LEAR No, no, no, no! Orsù,avviamoci alla prigione, noi due soltanto. E canteremo come uccelli in gabbia. E quando mi dirai di benedirti, m'inginocchierò, e ti chiederò perdono. E così vivremo, e pregheremo, e canteremo, e ci racconteremo antiche storie, e sorrideremo alle farfalle dorate, e udremo le novelle di corte dalla bocca di poveri vagabondi: e anche noi converseremo con loro, di chi perde e di chi vince, e di chi è dentro e di chi resta fuori, e ci daremo a riflettere sul mistero delle cose, proprio come se fossimo le spie di Dio. E così, fra le mura d'una prigione, cancelleremo dalla memoria ogni cosa che tocchi di fazioni e di sètte dei grandi di questo mondo, che vanno e vengono così come la marea sotto la luna.
(Traduzione di Gabriele Baldini BUR 1974)
Nelle “Fiabe italiane” raccolte da Italo Calvino ci sono storie che somigliano molto a Re Lear: così a memoria ne ricordo una dove la figlia minore paragona il padre al sale, che ci rimane male perché le altre figlie avevano fatto ben altri paragoni. Penso proprio che sia una storia molto antica... Il bello di queste storie e favole sono le varianti, ogni narratore aggiunge o modifica qualcosa, alla fine non è mai la stessa cosa. Anche di Cenerentole e Pollicini ce ne sono un’infinità, e secondo me questo è molto bello, soprattutto se il narratore è bravo (ma poi i bambini si ricordano tutto, e guai se ti dimentichi un particolare di quello che è stato improvvisato).

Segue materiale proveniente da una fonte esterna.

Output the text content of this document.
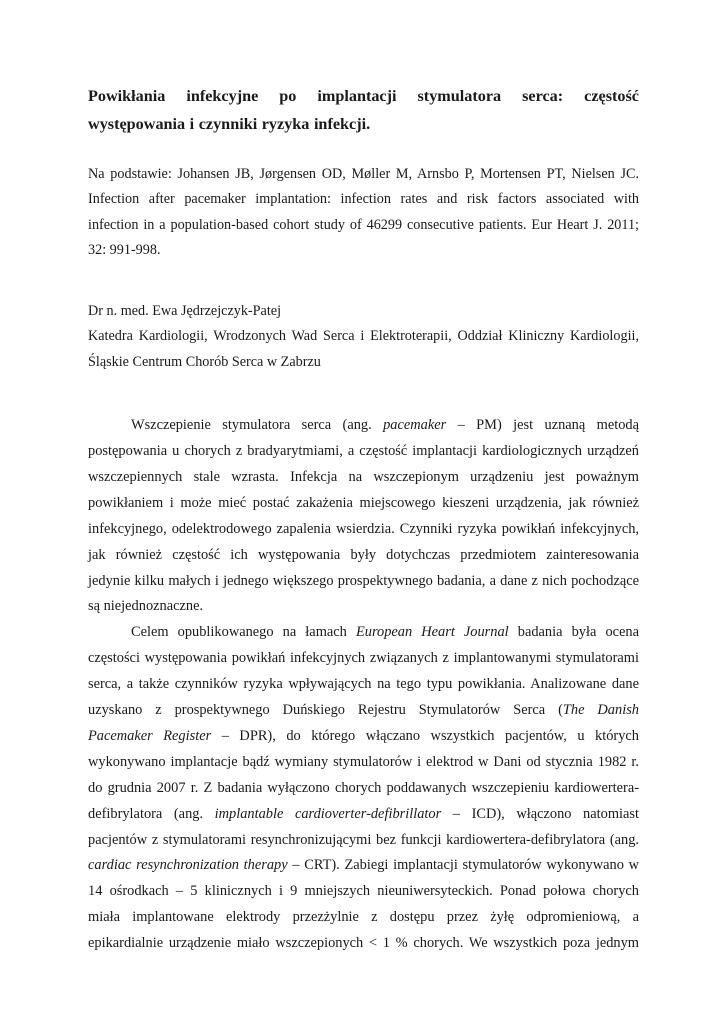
Powikłania infekcyjne po implantacji stymulatora serca: częstość
występowania i czynniki ryzyka infekcji.
Na podstawie: Johansen JB, Jørgensen OD, Møller M, Arnsbo P, Mortensen PT, Nielsen JC.
Infection after pacemaker implantation: infection rates and risk factors associated with
infection in a population-based cohort study of 46299 consecutive patients. Eur Heart J. 2011;
32: 991-998.
Dr n. med. Ewa Jędrzejczyk-Patej
Katedra Kardiologii, Wrodzonych Wad Serca i Elektroterapii, Oddział Kliniczny Kardiologii,
Śląskie Centrum Chorób Serca w Zabrzu
Wszczepienie stymulatora serca (ang. pacemaker – PM) jest uznaną metodą
postępowania u chorych z bradyarytmiami, a częstość implantacji kardiologicznych urządzeń
wszczepiennych stale wzrasta. Infekcja na wszczepionym urządzeniu jest poważnym
powikłaniem i może mieć postać zakażenia miejscowego kieszeni urządzenia, jak również
infekcyjnego, odelektrodowego zapalenia wsierdzia. Czynniki ryzyka powikłań infekcyjnych,
jak również częstość ich występowania były dotychczas przedmiotem zainteresowania
jedynie kilku małych i jednego większego prospektywnego badania, a dane z nich pochodzące
są niejednoznaczne.
Celem opublikowanego na łamach European Heart Journal badania była ocena
częstości występowania powikłań infekcyjnych związanych z implantowanymi stymulatorami
serca, a także czynników ryzyka wpływających na tego typu powikłania. Analizowane dane
uzyskano z prospektywnego Duńskiego Rejestru Stymulatorów Serca (The Danish
Pacemaker Register – DPR), do którego włączano wszystkich pacjentów, u których
wykonywano implantacje bądź wymiany stymulatorów i elektrod w Dani od stycznia 1982 r.
do grudnia 2007 r. Z badania wyłączono chorych poddawanych wszczepieniu kardiowertera-
defibrylatora (ang. implantable cardioverter-defibrillator – ICD), włączono natomiast
pacjentów z stymulatorami resynchronizującymi bez funkcji kardiowertera-defibrylatora (ang.
cardiac resynchronization therapy – CRT). Zabiegi implantacji stymulatorów wykonywano w
14 ośrodkach – 5 klinicznych i 9 mniejszych nieuniwersyteckich. Ponad połowa chorych
miała implantowane elektrody przezżylnie z dostępu przez żyłę odpromieniową, a
epikardialnie urządzenie miało wszczepionych < 1 % chorych. We wszystkich poza jednym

RispondiEliminaI miei Lear in teatro sono stati due: uno magnifico, quello di Strehler con Tino Carraro e Ottavia Piccolo, che impersonava sia il Matto che Cordelia (un’idea meravigliosa, basata sul fatto che i due personaggi non sono mai in scena assieme e sulla battuta finale di Lear davanti al cadavere della figlia: “my poor fool hanged...”) (un’idea meravigliosa, se hai sottomano Ottavia Piccolo o Giulia Lazzarini: altrimenti meglio lasciar perdere). L’altro è quello di Ingmar Bergman, in tournée a Milano, che ho trovato molto convenzionale, e non me l’aspettavo: una vera delusione.